America’s attitude to cards seems to be at a turning point. In the not-so-distant past, Americans used credit cards mainly for discretionary purchases, such as furniture, appliances and jewellery. More recently they have been slapping out the plastic to pay for necessities such as groceries and petrol.
Credit cards are so vital to American consumers that there have been reports of people paying credit card bills before their mortgages and even putting their home loan payments on the tick.
Now they seem to be pulling back. Last week, the Federal Reserve reported an abrupt slowdown in consumer credit-card borrowing. In December, Americans owed $944 billion (€650 billion) in revolving debt, most of it on credit cards, a seasonally adjusted annualised increase of 2.7%. This is sharply down on the figure for November, which grew at a seasonally adjusted rate of 13.7%.

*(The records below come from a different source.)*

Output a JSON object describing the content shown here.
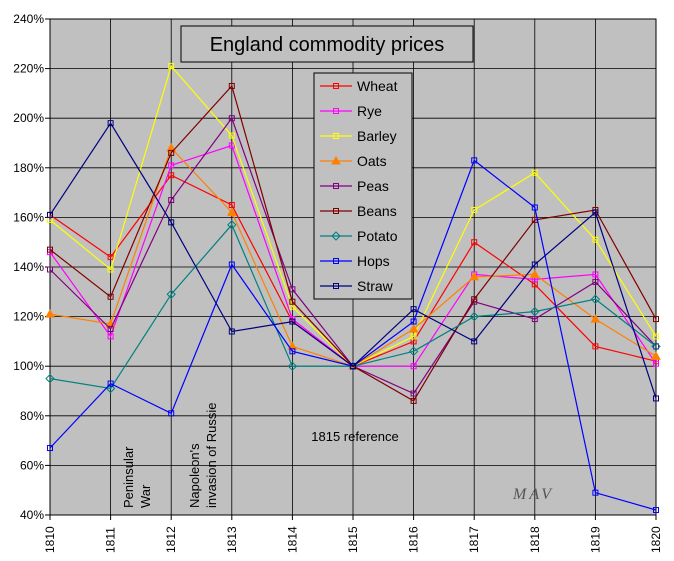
{
  "chart_data": {
    "type": "line",
    "title": "England commodity prices",
    "x": [
      "1810",
      "1811",
      "1812",
      "1813",
      "1814",
      "1815",
      "1816",
      "1817",
      "1818",
      "1819",
      "1820"
    ],
    "ylim": [
      40,
      240
    ],
    "yticks": [
      "40%",
      "60%",
      "80%",
      "100%",
      "120%",
      "140%",
      "160%",
      "180%",
      "200%",
      "220%",
      "240%"
    ],
    "grid": true,
    "legend_position": "top-center",
    "series": [
      {
        "name": "Wheat",
        "color": "#ff0000",
        "marker": "square",
        "values": [
          161,
          144,
          177,
          165,
          118,
          100,
          110,
          150,
          133,
          108,
          102
        ]
      },
      {
        "name": "Rye",
        "color": "#ff00ff",
        "marker": "square",
        "values": [
          146,
          112,
          181,
          189,
          119,
          100,
          100,
          137,
          135,
          137,
          101
        ]
      },
      {
        "name": "Barley",
        "color": "#ffff00",
        "marker": "square",
        "values": [
          159,
          139,
          221,
          193,
          124,
          100,
          112,
          163,
          178,
          151,
          112
        ]
      },
      {
        "name": "Oats",
        "color": "#ff8000",
        "marker": "triangle",
        "values": [
          121,
          117,
          188,
          162,
          108,
          100,
          115,
          136,
          137,
          119,
          104
        ]
      },
      {
        "name": "Peas",
        "color": "#800080",
        "marker": "square",
        "values": [
          139,
          115,
          167,
          200,
          131,
          100,
          89,
          126,
          119,
          134,
          108
        ]
      },
      {
        "name": "Beans",
        "color": "#800000",
        "marker": "square",
        "values": [
          147,
          128,
          186,
          213,
          126,
          100,
          86,
          127,
          159,
          163,
          119
        ]
      },
      {
        "name": "Potato",
        "color": "#008080",
        "marker": "diamond",
        "values": [
          95,
          91,
          129,
          157,
          100,
          100,
          106,
          120,
          122,
          127,
          108
        ]
      },
      {
        "name": "Hops",
        "color": "#0000ff",
        "marker": "square",
        "values": [
          67,
          93,
          81,
          141,
          106,
          100,
          118,
          183,
          164,
          49,
          42
        ]
      },
      {
        "name": "Straw",
        "color": "#000080",
        "marker": "square",
        "values": [
          161,
          198,
          158,
          114,
          118,
          100,
          123,
          110,
          141,
          162,
          87
        ]
      }
    ],
    "annotations": [
      {
        "id": "peninsular",
        "lines": [
          "Peninsular",
          "War"
        ]
      },
      {
        "id": "napoleon",
        "lines": [
          "Napoleon's",
          "invasion of Russie"
        ]
      },
      {
        "id": "reference",
        "lines": [
          "1815 reference"
        ]
      }
    ],
    "signature": "MAV"
  }
}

The obvious culprit for the slowdown is the housing market. American consumers turned their homes into cash machines during the housing boom as rising home equity fuelled a spending spree of historic proportions.
Now the boom is over and not only is the use of plastic down, but people seem to be ignoring their cards’ debts altogether. Credit-card delinquencies not making minimum monthly payments are rising, albeit from a record low. In December, 7.6% of credit-card loans on average were either at least 60 days delinquent or were in default, up from 6.4% a year earlier, according to research firm Riskmetrics.
In the long run is this aversion to splashing out such a bad thing? Yes and no. In 1984, Americans saved more than one-10th of their income, according to the government. By 2005, the savings rate had gone negative for the first time since the Great Depression. Good times caused the reversal as cheap credit and the housing boom led Americans to spend more than they earned.
A return to positive savings wouldn’t be bad for most Americans. Consumer spending accounts for two-thirds of the economy, however, so it doesn’t pay for America to be too sensible with those gift cards.